Fuzja we Wszechświecie: skąd pochodzi twoja biżuteria Understand article
Tłumaczenie Helena Howaniec. Czy alchemia zbyt dobrze brzmi aby była prawdziwa? Paola Rebusco, Henri Boffin i Douglas Pierce-Price, z ESO w Garching, Niemcy, opisują możliwości syntezy złota – oraz innych ciężkich metali – niestety nie w laboratorium.
Jak powstają ciężkie pierwiastki? Ostatni epizod z serii artykułów “Fuzja we Wszechświecie” (Boffin & Pierce-Price, 2007) zakończył się produkcją żelaza, lecz przygoda z nukleosyntezą – w której wytwarzane są jądra atomowe – na tym się nie kończy. Przypomnijmy sobie. W pierwszych kilku minutach po Wielkim Wybuchu, temperatura nowopowstałego Wszechświata obniżyła się na tyle (do kilku bilionów stopni!) aby mogły powstać jądra wodoru i helu. W czasie prawie całego swojego życia, gwiazda spala wodór tworząc hel. Tylko wtedy, kiedy temperatura i ciśnienie są wystarczająco wysokie, w gwiazdach zaczyna się proces syntezy atomów helu i tworzą się nowe pierwiastki. Lżejsze pierwiastki są cegiełkami, które łącząc się ze sobą produkują cięższe pierwiastki, aż do żelaza-56.
Żelazo-56 posiada najbardziej stabilne jądro, ponieważ ma największą energię wiązania na 1 nukleon (patrz przypis i diagram). Natura faworyzuje stabilne konfiguracje i dlatego proces syntezy termojądrowej, opisany w ostatnim artykule, w którym z jądra wodoru tworzone są cięższe, bardziej stabilne jądra zatrzymuje się przy żelazie-56. Skąd więc pochodzą cięższe pierwiastki takie jak: ołów, srebro, złoto czy uran? Nie ma tutaj żadnej magicznej siły: Wszechświat zapewnia nam inne fascynujące możliwości do produkcji wszystkich ciężkich pierwiastków.

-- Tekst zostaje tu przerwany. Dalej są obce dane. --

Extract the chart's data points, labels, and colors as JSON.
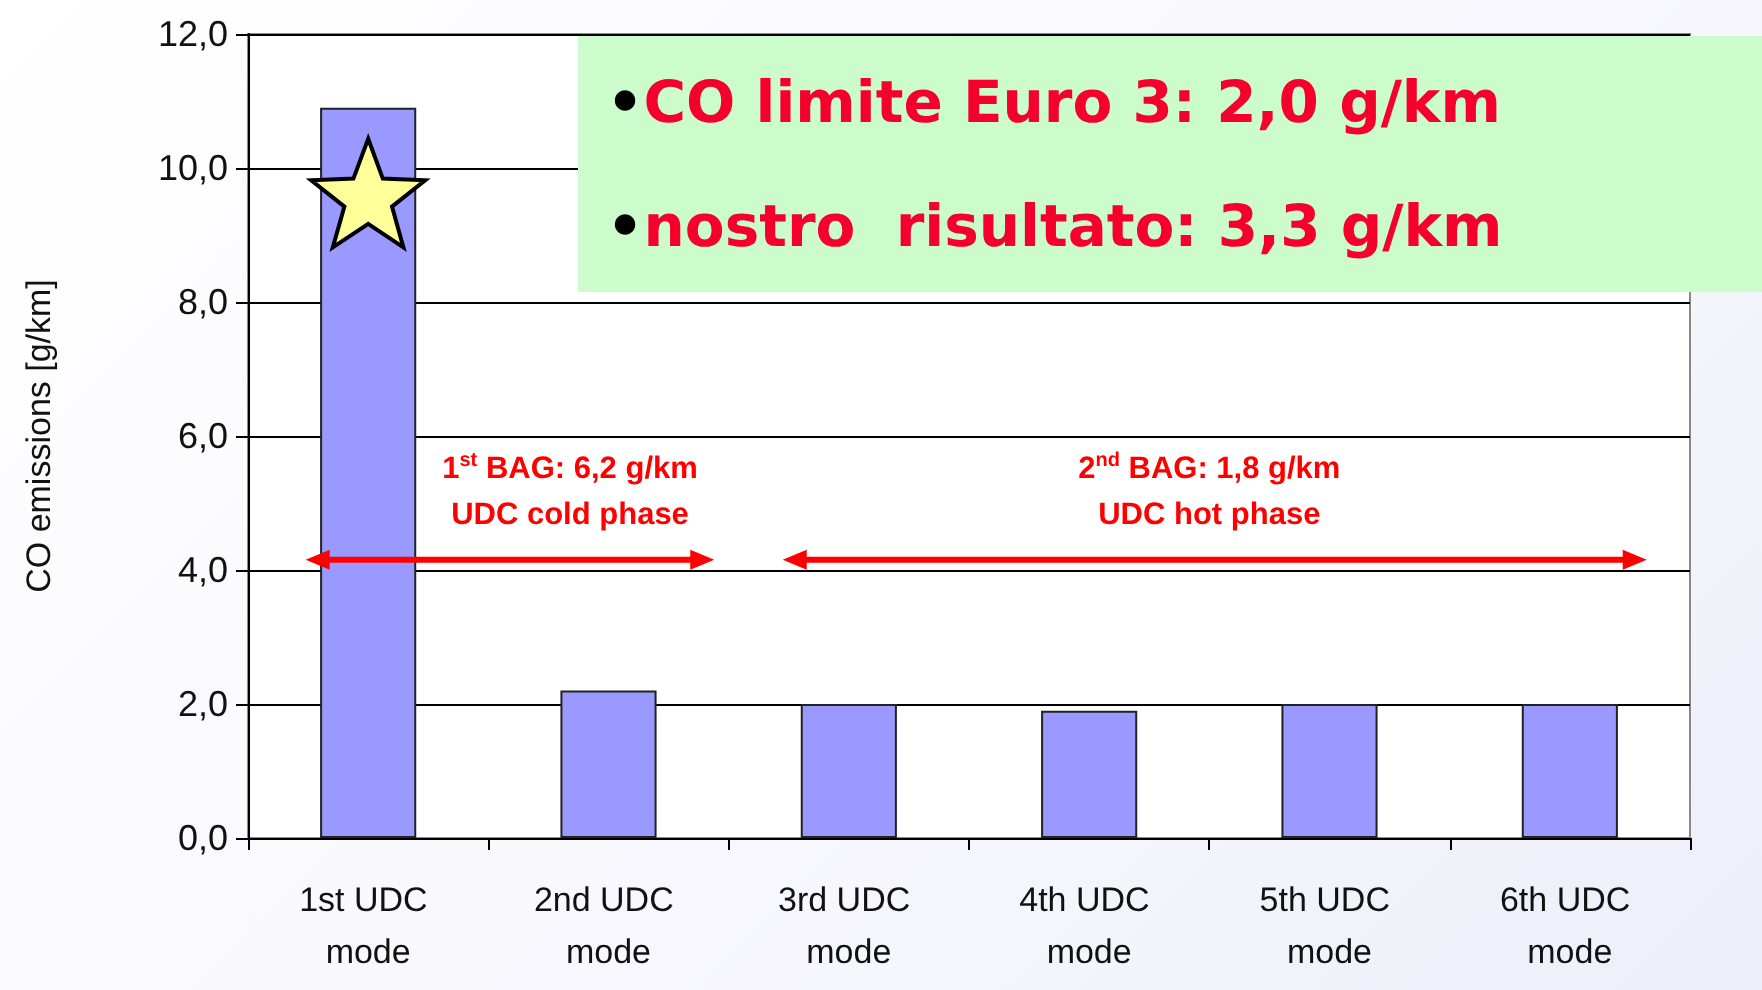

W wysokiej temperaturze i przy wysokim ciśnieniu, jakie panują w gwiazdach, fuzja jest procesem spontanicznym porównywalnym do staczania się w dół stoku (proces w którym uwalniana jest energia). Jednak synteza pierwiastków cięższych od żelaza-56 wymaga procesu energochłonnego, jak wspinanie się pod górę (proces, który wymaga dostarczenia energii). Następne etapy nukleosyntezy są bardzo chaotyczne i polegają na wychwytywaniu cząstek i eksplozjach. Mamy tutaj do czynienia z trzema typami wychwytywania: dwa polegające na wychwytywaniu neutronów (procesy r i s) i jeden na wychwytywaniu protonu (proces p).
Wychwytywanie neutronów
Produkcja pierwiastków cięższych od żelaza-56 może zajść w czasie zderzenia neutronów z istniejącym jądrem. W ten sposób otrzymujemy cięższe jądro, bogatsze o jeden neutron lecz o tej samej liczbie protonów, czyli tej samej liczbie atomowej. Te jądra są cięższymi izotopami pierwotnego pierwiastka, czyli jeszcze nie osiągnęliśmy zamierzonego produktu w postaci nowego, cięższego pierwiastka.

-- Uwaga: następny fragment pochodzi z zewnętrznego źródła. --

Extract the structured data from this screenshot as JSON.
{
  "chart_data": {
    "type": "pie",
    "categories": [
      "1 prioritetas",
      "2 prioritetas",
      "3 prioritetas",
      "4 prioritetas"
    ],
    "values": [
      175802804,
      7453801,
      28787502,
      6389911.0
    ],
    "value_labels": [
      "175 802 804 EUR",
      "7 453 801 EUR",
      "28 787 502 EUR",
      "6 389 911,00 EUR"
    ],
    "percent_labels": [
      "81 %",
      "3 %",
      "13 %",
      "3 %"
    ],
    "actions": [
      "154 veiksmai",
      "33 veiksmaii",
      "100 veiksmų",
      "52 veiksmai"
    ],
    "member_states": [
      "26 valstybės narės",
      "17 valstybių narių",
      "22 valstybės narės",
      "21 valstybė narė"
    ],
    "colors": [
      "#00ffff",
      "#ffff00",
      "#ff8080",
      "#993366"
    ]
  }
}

Jednak, proces jeszcze się nie skończył. Te nowe izotopy mogą być stabilne lub niestabilne w zależności od liczby protonów i neutronów. Jeśli izotop jest niestabilny może nastąpić spontaniczny rozpad radioaktywny. W jednym z takich rozpadów zwanym rozpadem beta, neutron zamienia się w proton powodując emisję elektronu i antyneutrina. Produktem tej reakcji jest jądro o liczbie protonów o jeden większej oraz liczbie neutronów o jeden mniejszej od pierwotnego jądra. Ponieważ liczba protonów zmieniła się, to rzeczywiście otrzymaliśmy inny, nowy, pierwiastek.
W procesie wychwytywania neutronu, i w jego rezultacie rozpadzie beta, bardzo istotna jest szybkość wychwytu inicjującego neutronu (w stosunku do szybkości rozpadu beta). Mamy dwa przypadki: wolny (slow) wychwyt neutronu, któremu odpowiada proces s oraz szybki (rapid) wychwyt neutronu – proces r. Procesy te przebiegają w odmiennych warunkach we Wszechświecie i prowadzą do produkcji innych pierwiastków chemicznych.

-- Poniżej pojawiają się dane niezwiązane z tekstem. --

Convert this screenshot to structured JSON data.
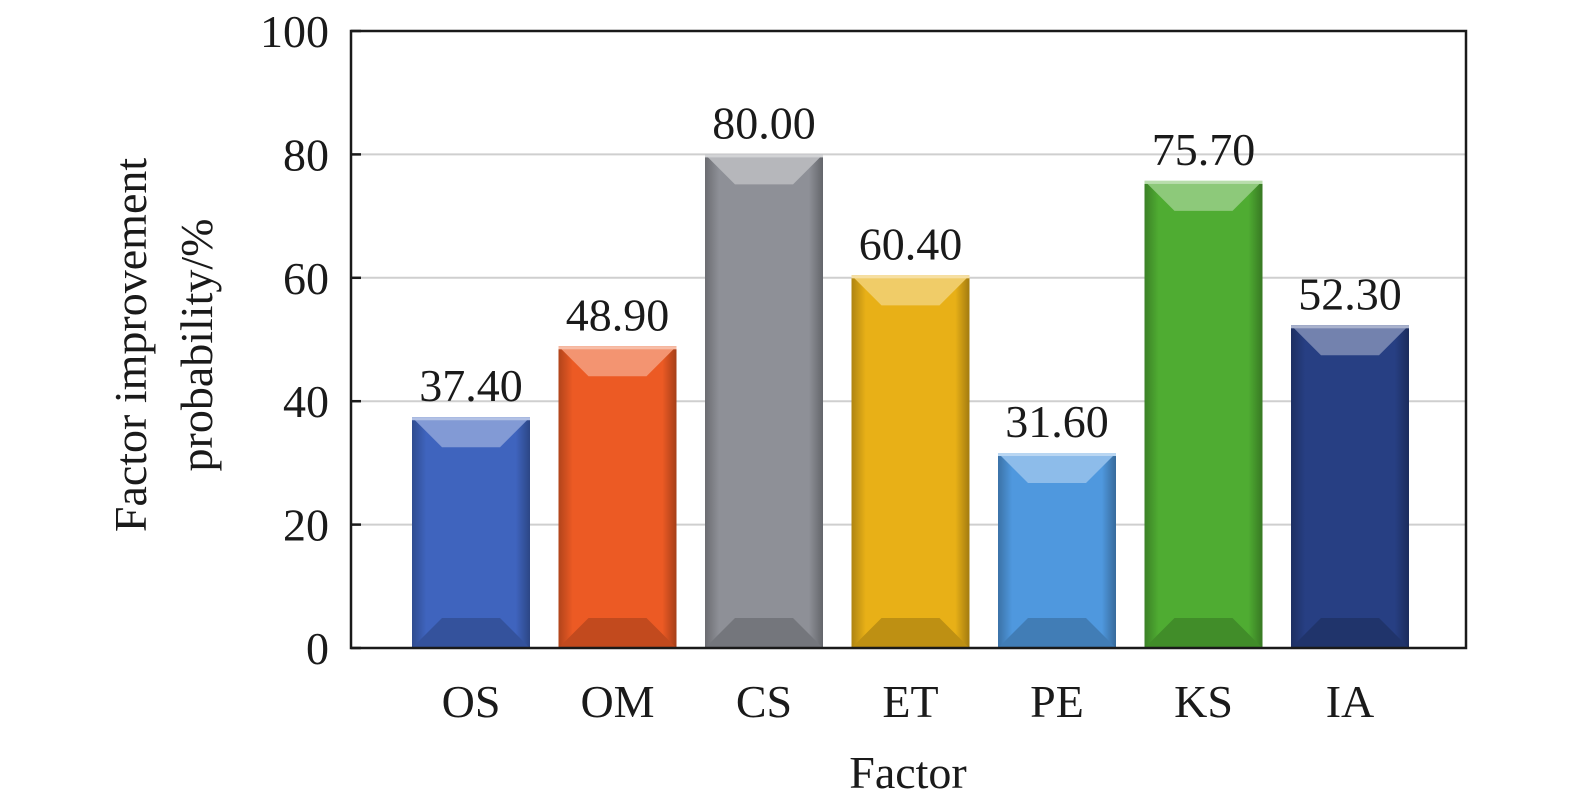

Powolny wychwyt neutronu: proces s
Każdy neutron wychwycony w procesie s zmienia jądro w izotop tego samego pierwiastka z jednym więcej neutronem. Zwiększenie liczby neutronów prowadzi do utworzenia niestabilnego izotopu. Ponieważ szybkość wychwytu neutronów jest stosunkowo mała, to rozpad beta zachodzi w niestabilnym jądrze zanim dojdzie do wychwycenia następnego neutronu. Innymi słowy, jak tylko pojawi się pierwsza niestabilna konfiguracja, rozpad beta przekształca niestabilne jądro w inne jądro z jednym więcej protonem i jednym mniej neutronem (patrz diagram).
Gdzie we Wszechświecie panują odpowiednie warunki do zaistnienia procesu s? Okazuje się, że warunki takie mogą się pojawić w ostatnim stadium życia gwiazdy podobnej do Słońca. Wiemy już (przytoczony artykuł: Boffin & Pierce-Price 2007), że jeśli początkowa masa gwiazdy jest porównywalna z masą Słońca, to pod koniec życia wyczerpuje się jej paliwo i staje się ona białym karłem. Zanim się jednak ochłodzi, uwalniane są w jej wnętrzu wolne neutrony (głównie z rozpadu węgla i neonu). Jest ich wystarczająco dużo, aby w procesie powolnego wychwytywania neutronów tworzyły się ciężkie pierwiastki takie jak: bar, miedź, osm, stront i technet.
Szybkie wychwytywanie neutronów: proces r
Jeżeli liczba produkowanych neutronów bardzo szybko rośnie, to niestabilne jądra, które się tworzą, są w stanie przyłączyć kilka neutronów. Neutrony te przechodzą w protony w kaskadowym rozpadzie beta (diagram). W ten sposób są tworzone, w sposób naturalny, pierwiastki o najwyższych liczbach atomowych.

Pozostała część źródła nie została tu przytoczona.